“Assenza ingiustificata” rimarrà per i costumisti italiani il punto di paragone da cui rifuggire per giungere a risultati dignitosi. Certo, l’ideatore di quei vestiti intendeva porre in rilievo la doppia personalità della protagonista facendole indossare abiti che si differenziassero tra loro nella fattura e nello spirito. Ma i modelli coi quali si ornò Alida Valli signora, erano bizzarrie adatte tutt’al più per un ricevimento sulla luna. Il fatto è che quando si parla di abbigliamento è bene intendersi. Non si tratta soltanto di obbligare a salti mortali la fantasia inventando fogge nuove e mai viste: il lavoro del costumista cinematografico è assai più impegnativo. È sopratutto un lavoro di interpretazione, interpretazione dello spunto sul quale è imbastito il film e degli attori medesimi che in esso figureranno. Poiché è pacifico che non si può prescindere dalle caratteristiche fisiche e psicologiche di ciascuno di essi durante l’ideazione dei costumi.

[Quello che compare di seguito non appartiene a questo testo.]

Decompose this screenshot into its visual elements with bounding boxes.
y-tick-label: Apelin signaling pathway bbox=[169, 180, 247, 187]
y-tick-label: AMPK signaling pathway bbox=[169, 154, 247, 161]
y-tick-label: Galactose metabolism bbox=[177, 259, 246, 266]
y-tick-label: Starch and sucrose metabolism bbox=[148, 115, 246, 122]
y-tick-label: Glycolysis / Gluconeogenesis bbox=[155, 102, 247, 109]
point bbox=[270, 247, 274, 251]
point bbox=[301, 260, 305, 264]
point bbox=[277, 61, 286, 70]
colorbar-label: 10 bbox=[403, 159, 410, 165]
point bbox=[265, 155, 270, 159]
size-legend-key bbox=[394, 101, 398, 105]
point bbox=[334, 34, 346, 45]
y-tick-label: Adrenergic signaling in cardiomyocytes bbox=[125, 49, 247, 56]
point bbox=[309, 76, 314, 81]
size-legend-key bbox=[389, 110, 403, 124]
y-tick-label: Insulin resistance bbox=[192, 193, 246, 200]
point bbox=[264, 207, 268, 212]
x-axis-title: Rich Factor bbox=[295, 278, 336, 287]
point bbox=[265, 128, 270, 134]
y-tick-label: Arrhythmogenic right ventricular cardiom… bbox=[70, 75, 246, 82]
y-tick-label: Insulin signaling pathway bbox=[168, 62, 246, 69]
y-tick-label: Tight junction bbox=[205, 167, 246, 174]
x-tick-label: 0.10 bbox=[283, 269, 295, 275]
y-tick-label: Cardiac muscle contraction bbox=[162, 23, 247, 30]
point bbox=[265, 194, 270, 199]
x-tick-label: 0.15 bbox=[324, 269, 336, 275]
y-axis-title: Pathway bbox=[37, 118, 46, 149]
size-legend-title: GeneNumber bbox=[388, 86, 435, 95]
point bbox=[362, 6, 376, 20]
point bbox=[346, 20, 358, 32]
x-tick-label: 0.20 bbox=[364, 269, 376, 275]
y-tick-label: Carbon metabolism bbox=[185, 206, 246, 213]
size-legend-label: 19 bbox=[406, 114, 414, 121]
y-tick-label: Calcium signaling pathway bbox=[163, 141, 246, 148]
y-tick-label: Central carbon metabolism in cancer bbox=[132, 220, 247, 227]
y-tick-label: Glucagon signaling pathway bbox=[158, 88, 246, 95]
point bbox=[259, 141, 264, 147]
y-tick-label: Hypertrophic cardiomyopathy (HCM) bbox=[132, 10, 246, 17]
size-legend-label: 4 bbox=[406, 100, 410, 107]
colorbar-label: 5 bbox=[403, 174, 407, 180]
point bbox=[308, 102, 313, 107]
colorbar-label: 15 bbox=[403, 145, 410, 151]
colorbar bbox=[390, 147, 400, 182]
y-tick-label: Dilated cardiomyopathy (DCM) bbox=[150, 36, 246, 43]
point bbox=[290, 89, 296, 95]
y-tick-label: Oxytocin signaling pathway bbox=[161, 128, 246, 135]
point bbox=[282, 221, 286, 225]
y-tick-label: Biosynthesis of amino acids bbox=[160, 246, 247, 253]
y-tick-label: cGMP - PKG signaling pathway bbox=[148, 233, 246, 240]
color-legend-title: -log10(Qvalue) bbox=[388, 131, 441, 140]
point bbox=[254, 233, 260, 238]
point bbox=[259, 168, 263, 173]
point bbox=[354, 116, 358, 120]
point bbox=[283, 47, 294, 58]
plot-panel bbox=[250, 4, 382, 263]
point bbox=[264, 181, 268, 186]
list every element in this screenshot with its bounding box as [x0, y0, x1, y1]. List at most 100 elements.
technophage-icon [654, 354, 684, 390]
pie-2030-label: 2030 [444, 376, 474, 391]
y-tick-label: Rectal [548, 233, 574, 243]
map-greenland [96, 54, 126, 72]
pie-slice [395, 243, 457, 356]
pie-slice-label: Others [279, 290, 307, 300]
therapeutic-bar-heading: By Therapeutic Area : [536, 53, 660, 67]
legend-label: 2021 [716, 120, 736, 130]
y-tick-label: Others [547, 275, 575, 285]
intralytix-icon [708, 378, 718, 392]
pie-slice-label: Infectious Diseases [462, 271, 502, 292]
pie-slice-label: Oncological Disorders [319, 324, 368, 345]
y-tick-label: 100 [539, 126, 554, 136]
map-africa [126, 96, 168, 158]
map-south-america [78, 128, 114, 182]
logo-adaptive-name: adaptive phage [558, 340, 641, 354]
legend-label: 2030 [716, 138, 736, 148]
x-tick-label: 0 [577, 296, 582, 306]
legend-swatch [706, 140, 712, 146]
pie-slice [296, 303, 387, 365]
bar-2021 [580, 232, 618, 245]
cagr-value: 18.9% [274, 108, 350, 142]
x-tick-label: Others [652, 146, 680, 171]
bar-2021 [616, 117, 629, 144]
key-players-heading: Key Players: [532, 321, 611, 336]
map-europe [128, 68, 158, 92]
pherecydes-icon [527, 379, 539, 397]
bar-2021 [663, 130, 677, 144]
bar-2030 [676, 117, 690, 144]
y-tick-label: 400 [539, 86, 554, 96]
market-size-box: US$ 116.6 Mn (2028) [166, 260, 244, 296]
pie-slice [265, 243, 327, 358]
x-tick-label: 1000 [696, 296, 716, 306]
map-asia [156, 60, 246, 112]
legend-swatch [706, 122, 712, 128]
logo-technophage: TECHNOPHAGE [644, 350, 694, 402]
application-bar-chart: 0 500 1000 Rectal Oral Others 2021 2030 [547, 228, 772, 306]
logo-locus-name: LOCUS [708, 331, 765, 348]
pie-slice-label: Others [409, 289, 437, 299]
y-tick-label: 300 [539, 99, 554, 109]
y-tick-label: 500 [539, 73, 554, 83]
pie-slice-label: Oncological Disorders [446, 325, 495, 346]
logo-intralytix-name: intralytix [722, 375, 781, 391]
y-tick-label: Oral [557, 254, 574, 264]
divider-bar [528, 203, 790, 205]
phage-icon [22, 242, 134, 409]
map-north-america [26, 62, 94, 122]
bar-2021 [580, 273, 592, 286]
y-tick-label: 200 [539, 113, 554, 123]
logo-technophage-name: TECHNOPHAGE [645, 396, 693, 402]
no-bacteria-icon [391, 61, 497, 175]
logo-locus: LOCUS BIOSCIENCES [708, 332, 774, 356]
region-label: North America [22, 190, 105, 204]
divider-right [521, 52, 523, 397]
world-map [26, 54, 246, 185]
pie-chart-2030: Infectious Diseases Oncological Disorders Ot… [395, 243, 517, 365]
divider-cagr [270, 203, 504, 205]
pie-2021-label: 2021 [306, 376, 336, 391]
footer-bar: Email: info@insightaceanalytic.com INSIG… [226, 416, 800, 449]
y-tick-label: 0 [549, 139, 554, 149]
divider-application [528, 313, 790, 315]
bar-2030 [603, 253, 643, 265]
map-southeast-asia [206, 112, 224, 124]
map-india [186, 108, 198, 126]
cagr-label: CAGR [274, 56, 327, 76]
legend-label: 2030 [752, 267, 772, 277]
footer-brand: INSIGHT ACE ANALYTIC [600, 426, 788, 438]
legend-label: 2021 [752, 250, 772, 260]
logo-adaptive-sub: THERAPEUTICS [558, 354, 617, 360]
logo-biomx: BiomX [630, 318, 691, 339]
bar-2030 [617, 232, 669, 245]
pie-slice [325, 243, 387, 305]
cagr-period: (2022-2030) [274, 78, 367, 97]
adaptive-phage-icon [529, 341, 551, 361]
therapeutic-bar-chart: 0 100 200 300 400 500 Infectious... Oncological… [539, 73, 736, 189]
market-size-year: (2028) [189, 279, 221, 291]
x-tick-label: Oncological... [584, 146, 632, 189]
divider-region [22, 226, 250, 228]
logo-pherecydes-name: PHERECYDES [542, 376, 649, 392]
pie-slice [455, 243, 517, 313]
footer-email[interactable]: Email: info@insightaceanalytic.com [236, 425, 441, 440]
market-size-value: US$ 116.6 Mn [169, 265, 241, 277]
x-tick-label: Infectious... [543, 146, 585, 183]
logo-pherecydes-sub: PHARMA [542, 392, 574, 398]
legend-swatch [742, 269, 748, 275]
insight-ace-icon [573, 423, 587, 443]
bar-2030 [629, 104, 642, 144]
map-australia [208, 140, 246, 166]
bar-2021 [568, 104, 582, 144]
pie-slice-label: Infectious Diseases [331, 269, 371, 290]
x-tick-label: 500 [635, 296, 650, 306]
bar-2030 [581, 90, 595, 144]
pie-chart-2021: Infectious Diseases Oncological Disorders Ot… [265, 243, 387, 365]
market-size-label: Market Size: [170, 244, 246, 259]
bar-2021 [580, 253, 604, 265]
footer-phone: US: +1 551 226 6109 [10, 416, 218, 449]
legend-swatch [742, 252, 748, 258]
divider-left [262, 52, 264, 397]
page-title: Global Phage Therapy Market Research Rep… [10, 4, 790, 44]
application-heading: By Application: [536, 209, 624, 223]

Ma è anche un lavoro di fiancheggiamento dell’opera del regista. Lavoro che può e che deve ritenersi prezioso in quanto aiuta a ottenere quella ‘atmosfera che è il segreto primo della riuscita d’un film.
Abbiamo parlato a questo proposito con Gino Sensani e con il suo aiuto, signorina De Matteis. Dice Sensani:
« Allorchè m’accingo al iavoro, dipingo dei bozzetti d’insieme in cui il costume è appena abbozzato, è un’idea vaga, ha un valore puramente psicologico e non ancora documentario. In altri termini, mi preme raggiungere in quei bozzetti un clima, un mondo. In seguito passo ai particolari, cioè ai modelli, alle acconciature, ecc, I quali sono diversissimi da quelli accennati nel primo schizzo, ma realizzati, se la mia idea non è falsata, riportano all’idea dalla quale sono partito. S’intende che per seguire una tal linea di lavoro è necessaria una minuziosa preparazione che pochi forse immaginano. Non è senza ragione che io corro subito, non appena letto un soggetto del quale ho da fare i costumi, alla letteratura intorno all’epoca del racconto. Sembrerà strano, forse, ma di quella epoca io leggo anche i romanzi, perché qui più che altrove si trova lo spirito dei tempi, ed è a questo che m’ispiro. Naturalmente anche la pittura serve allo scopo, ma è necessario andar cauti. Ispirarsi a criteri pittorici è pericoloso, si può favorire la staticità mentre il cinema è movimento; per cui, quando osservo i personaggi d’un quadro, li faccio muovere idealmente cogliendo gli effetti che quel movimento mi suscita. Voi capite che il nostro lavoro non è, non deve essere un lavoro d’archeologia, l’immaginazione c’entra per qualche cosa e sbaglierebbe chi riproducesse costumi del passato in base a criteri fotografici. L’essenziale, a mio avviso, è non far sentire il costume, far sì che l’abito sia la buccia di quel personaggio in quell’ambiente ».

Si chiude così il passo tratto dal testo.